BESREMi is revolutionizing the treatment of chronic conditions with its state-of-the-art pegylation technology. This monopegylated interferon boasts a long-lasting action, meaning patients may only need to receive injections once every two or four weeks, depending on hematological stability. This flexible dosing schedule allows for individualized care that is tailored to each patient’s needs.
PharmaEssentia’s groundbreaking drug candidate BESREMi has been granted orphan drug designation for the treatment of polycythemia vera (PV) in adults in the United States. It has already been approved by the European Medicines Agency (EMA) in 2019, in the U.S. in 2021, and more recently in Taiwan and South Korea. Developed in-house by PharmaEssentia and manufactured at the cGMP certified Taichung plant, the company has full global intellectual property rights for the product across all indications. Truly a milestone for the pharmaceutical industry!
BESREMi has been approved with a boxed warning, cautioning against the potential for serious disorders, such as worsening of pre-existing neuropsychiatric, autoimmune, ischemic and infectious conditions. Those taking this medication should be aware of these risks and monitor their health closely.

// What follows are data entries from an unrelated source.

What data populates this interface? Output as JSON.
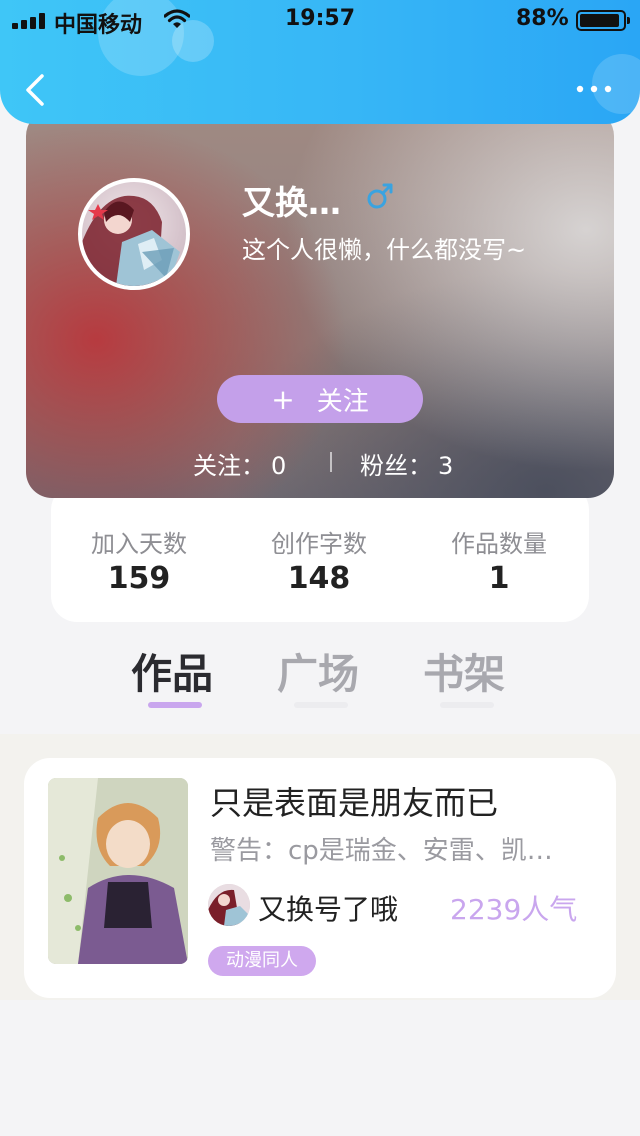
{
  "status_bar": {
    "carrier": "中国移动",
    "time": "19:57",
    "battery": "88%",
    "battery_level": 0.88
  },
  "nav": {
    "back_icon": "chevron-left-icon",
    "more_icon": "more-dots-icon"
  },
  "profile": {
    "username": "又换…",
    "gender_icon": "male-icon",
    "bio": "这个人很懒，什么都没写~",
    "follow_button": "关注",
    "follow_plus": "+",
    "following_label": "关注：",
    "following_count": "0",
    "fans_label": "粉丝：",
    "fans_count": "3"
  },
  "stats": [
    {
      "label": "加入天数",
      "value": "159"
    },
    {
      "label": "创作字数",
      "value": "148"
    },
    {
      "label": "作品数量",
      "value": "1"
    }
  ],
  "tabs": [
    {
      "label": "作品",
      "active": true
    },
    {
      "label": "广场",
      "active": false
    },
    {
      "label": "书架",
      "active": false
    }
  ],
  "works": [
    {
      "title": "只是表面是朋友而已",
      "description": "警告：cp是瑞金、安雷、凯…",
      "author": "又换号了哦",
      "popularity": "2239人气",
      "tag": "动漫同人"
    }
  ],
  "colors": {
    "header_gradient_start": "#3fc6f7",
    "header_gradient_end": "#2aa6f5",
    "accent_purple": "#c4a0ea",
    "male_blue": "#3aa3e0"
  }
}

About Essential Thrombocythemia
Essential thrombocythemia (ET) is an MPN that affects an estimated 57 people per 100,000 in the U.S. It is caused by a mutation in the JAK2 gene and is most commonly diagnosed through routine blood work. ET is more common in people over the age of 50, with women being 1.5 times more likely to be diagnosed than men. Left untreated, this chronic and progressive disease can progress into more deadly forms such as myelofibrosis or acute leukemia.1,2 With regular monitoring and appropriate treatment, however, ET can be managed effectively, allowing patients to live healthier lives.

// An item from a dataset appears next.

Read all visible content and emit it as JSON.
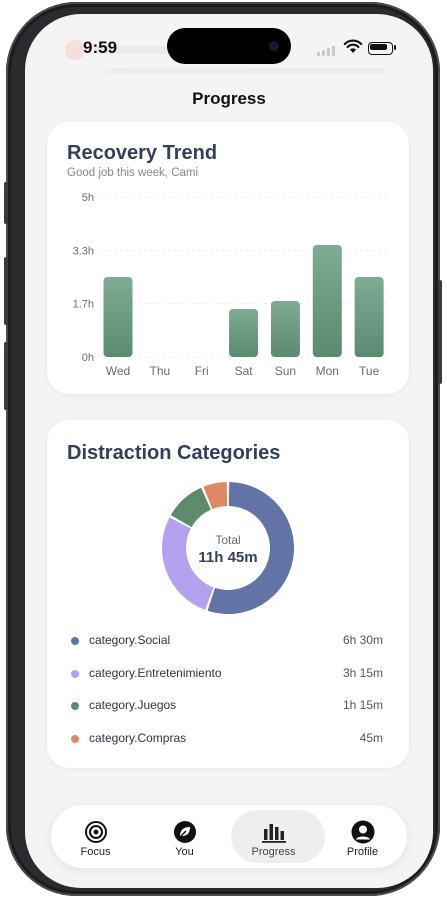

PharmaEssentia is an innovative biopharmaceutical company with a mission to develop effective new biologics to tackle challenging diseases in hematology and oncology. Founded in 2003 and headquartered in Taipei, Taiwan, PharmaEssentia has grown to become a global leader with operations in the U.S., Japan, China, and Korea. Already having one approved product, the company continues to focus on its diversifying pipeline and has invested in a state-of-the-art biologics production facility in Taichung, Taiwan. PharmaEssentia is paving the way for groundbreaking treatments that will revolutionize the field of medicine.